Making the perfect batch of chicken and dumplings is a culinary art form that takes many people multiple attempts before they are completely satisfied with the final product–so don’t get frustrated if they aren’t perfect the first time around.
Part of the uncertainty newbies to the world of Southern cooking feel may occur when they hear more seasoned cooks talk about boiling dumplings as part of their method of making the best chicken dumpling soup. In this case, ‘boiling’ might not be the most accurate term.
How Dumplings Need to Be Cooked
The broth should be boiling when you add the vegetables and chicken, and should be gently bubbling by the time you drop in spoons of dumpling dough–but the heat must be reduced immediately to a simmer, or you will end up with a soggy, very unappealing mess. Boiling is not the way to make the fluffy dumplings you had in mind, no matter what others say.
The dumplings will be cooked directly in the soup mixture. Make sure there is enough liquid in the pot to hold all the dumplings before you start dropping them in. The dumplings will soak up broth as they cook (one of the reasons why they are so yummy), so you can add extra liquid as needed to maintain a soupy consistency. Depending on the size of the dumplings, the cooking process will take about ten to fifteen minutes.

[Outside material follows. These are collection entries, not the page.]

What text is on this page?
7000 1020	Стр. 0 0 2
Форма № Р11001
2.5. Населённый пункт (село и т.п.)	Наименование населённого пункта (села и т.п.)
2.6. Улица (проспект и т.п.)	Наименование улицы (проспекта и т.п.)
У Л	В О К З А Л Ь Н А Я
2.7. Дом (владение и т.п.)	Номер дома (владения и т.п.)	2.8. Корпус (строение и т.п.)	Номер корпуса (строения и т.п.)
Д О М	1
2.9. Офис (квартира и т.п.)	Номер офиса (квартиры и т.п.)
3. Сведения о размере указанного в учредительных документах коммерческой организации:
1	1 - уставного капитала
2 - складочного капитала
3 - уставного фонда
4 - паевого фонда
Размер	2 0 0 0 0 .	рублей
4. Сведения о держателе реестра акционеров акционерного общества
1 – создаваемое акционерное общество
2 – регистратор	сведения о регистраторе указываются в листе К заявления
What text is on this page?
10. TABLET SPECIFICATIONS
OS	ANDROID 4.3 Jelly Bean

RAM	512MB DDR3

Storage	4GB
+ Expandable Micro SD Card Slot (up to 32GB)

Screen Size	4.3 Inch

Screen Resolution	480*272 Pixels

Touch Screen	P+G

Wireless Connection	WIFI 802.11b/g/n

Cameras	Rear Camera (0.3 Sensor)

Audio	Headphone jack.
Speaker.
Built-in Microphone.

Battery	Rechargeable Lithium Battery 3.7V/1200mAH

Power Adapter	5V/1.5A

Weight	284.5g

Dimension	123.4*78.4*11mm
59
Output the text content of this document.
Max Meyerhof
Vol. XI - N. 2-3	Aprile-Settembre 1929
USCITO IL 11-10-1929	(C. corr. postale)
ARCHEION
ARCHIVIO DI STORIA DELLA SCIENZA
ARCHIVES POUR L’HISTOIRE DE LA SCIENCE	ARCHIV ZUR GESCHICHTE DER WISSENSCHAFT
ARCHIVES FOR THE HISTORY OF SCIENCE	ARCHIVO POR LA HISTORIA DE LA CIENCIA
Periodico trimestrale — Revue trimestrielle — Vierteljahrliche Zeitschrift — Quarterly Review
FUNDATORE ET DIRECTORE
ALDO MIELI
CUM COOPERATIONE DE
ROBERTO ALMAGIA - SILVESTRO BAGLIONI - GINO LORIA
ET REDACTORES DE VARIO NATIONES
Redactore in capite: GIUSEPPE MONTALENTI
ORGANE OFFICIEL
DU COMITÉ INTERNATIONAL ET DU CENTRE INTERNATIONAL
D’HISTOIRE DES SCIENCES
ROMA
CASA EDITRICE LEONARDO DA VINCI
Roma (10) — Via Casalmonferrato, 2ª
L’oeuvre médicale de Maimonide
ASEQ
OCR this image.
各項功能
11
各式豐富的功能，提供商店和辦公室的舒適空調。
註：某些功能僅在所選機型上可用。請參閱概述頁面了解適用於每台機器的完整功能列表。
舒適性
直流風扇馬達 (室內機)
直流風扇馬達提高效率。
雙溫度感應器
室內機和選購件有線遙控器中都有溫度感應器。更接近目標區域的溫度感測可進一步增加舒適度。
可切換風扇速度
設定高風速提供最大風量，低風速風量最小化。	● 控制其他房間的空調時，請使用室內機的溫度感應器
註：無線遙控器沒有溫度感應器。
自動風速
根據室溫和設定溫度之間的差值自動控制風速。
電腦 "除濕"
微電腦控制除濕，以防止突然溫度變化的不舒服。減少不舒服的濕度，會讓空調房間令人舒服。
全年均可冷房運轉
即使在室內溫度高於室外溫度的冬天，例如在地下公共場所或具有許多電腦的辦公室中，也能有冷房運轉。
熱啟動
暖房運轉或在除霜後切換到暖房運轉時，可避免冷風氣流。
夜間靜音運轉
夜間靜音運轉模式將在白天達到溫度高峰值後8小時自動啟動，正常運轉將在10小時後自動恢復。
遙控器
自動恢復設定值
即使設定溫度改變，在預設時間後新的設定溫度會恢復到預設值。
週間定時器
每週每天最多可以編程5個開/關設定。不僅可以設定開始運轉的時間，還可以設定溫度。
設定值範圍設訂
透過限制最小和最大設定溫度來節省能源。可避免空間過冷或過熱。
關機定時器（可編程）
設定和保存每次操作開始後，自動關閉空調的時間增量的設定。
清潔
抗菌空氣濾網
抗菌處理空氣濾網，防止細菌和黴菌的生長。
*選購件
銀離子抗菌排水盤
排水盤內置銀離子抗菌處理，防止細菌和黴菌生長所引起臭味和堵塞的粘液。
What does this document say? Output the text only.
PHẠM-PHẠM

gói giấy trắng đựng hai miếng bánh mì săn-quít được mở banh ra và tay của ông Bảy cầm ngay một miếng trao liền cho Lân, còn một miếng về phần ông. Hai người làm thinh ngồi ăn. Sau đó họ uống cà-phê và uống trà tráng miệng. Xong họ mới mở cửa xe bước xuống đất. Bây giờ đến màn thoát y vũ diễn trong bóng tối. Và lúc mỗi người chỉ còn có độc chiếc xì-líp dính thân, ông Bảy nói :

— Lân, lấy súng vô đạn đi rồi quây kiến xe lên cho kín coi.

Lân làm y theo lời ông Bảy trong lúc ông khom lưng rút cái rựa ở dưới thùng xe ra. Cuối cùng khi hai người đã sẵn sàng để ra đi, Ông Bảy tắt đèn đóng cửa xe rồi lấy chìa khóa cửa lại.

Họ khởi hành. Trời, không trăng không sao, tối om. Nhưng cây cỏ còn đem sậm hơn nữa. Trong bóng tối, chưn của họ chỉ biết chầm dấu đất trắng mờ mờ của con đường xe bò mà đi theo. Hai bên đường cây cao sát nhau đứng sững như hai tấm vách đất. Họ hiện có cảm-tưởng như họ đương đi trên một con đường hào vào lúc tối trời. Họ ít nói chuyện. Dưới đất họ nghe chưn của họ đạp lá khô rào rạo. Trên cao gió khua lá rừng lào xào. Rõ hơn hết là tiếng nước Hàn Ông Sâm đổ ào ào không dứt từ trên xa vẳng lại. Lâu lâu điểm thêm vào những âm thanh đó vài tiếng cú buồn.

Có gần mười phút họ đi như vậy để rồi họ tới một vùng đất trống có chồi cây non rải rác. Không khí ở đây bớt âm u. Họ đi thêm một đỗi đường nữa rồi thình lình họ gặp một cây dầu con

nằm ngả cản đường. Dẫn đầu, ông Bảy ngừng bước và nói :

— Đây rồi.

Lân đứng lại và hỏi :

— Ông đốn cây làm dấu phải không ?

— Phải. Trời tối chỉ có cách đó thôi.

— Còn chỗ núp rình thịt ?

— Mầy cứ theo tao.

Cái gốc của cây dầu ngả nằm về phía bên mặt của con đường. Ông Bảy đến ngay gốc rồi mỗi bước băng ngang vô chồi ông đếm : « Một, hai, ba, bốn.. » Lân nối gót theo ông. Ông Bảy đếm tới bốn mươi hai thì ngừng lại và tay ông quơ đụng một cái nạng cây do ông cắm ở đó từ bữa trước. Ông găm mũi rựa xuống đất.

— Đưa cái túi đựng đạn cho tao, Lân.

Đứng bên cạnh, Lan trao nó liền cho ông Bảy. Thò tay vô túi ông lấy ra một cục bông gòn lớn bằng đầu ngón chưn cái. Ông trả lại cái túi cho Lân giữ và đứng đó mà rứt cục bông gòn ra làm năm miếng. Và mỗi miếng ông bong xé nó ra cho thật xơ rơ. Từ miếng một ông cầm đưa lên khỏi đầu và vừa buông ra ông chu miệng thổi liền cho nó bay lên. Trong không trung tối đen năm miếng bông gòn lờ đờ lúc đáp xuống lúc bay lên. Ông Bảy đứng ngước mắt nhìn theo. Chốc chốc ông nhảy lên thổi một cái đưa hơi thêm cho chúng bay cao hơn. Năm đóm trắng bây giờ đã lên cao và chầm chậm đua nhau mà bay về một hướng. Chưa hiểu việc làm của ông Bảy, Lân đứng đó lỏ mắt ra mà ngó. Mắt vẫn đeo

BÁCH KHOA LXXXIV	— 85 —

Don’t be tempted to lift the lid and look at your simmering sensation–only remove the lid when it’s time to test the dumplings to see if they are cooked through. You do this by inserting a toothpick into the center of the dumpling and seeing if it comes out clean, which is similar to how you might test a cake or tray of brownies that come out of the oven.
When done, the dumplings should have some air bubbles in them and be the consistency of a soft biscuit. If the inside is too gooey, leave them a few more minutes in the simmering soup. Repeat the toothpick test to make sure they are ready to serve.
It’s All About the Dumplings
When it comes to chicken and dumpling soup, it is the dumplings that take center stage and make the meal a delight. We have updated versions of the traditional Southern meal on our website, but dumplings simmered in a broth filled with tender chicken and vegetables will always deliver the same effect–people asking for seconds and thirds!
One word of advice: don’t be tempted to try to air fry dumplings–you will be disappointed with the result. Instead, follow the directions outlined in our recipe, because the prospect of a big bowl of soup with a generous serving of delicious dumplings is enough to pull even the most finicky eaters to the table.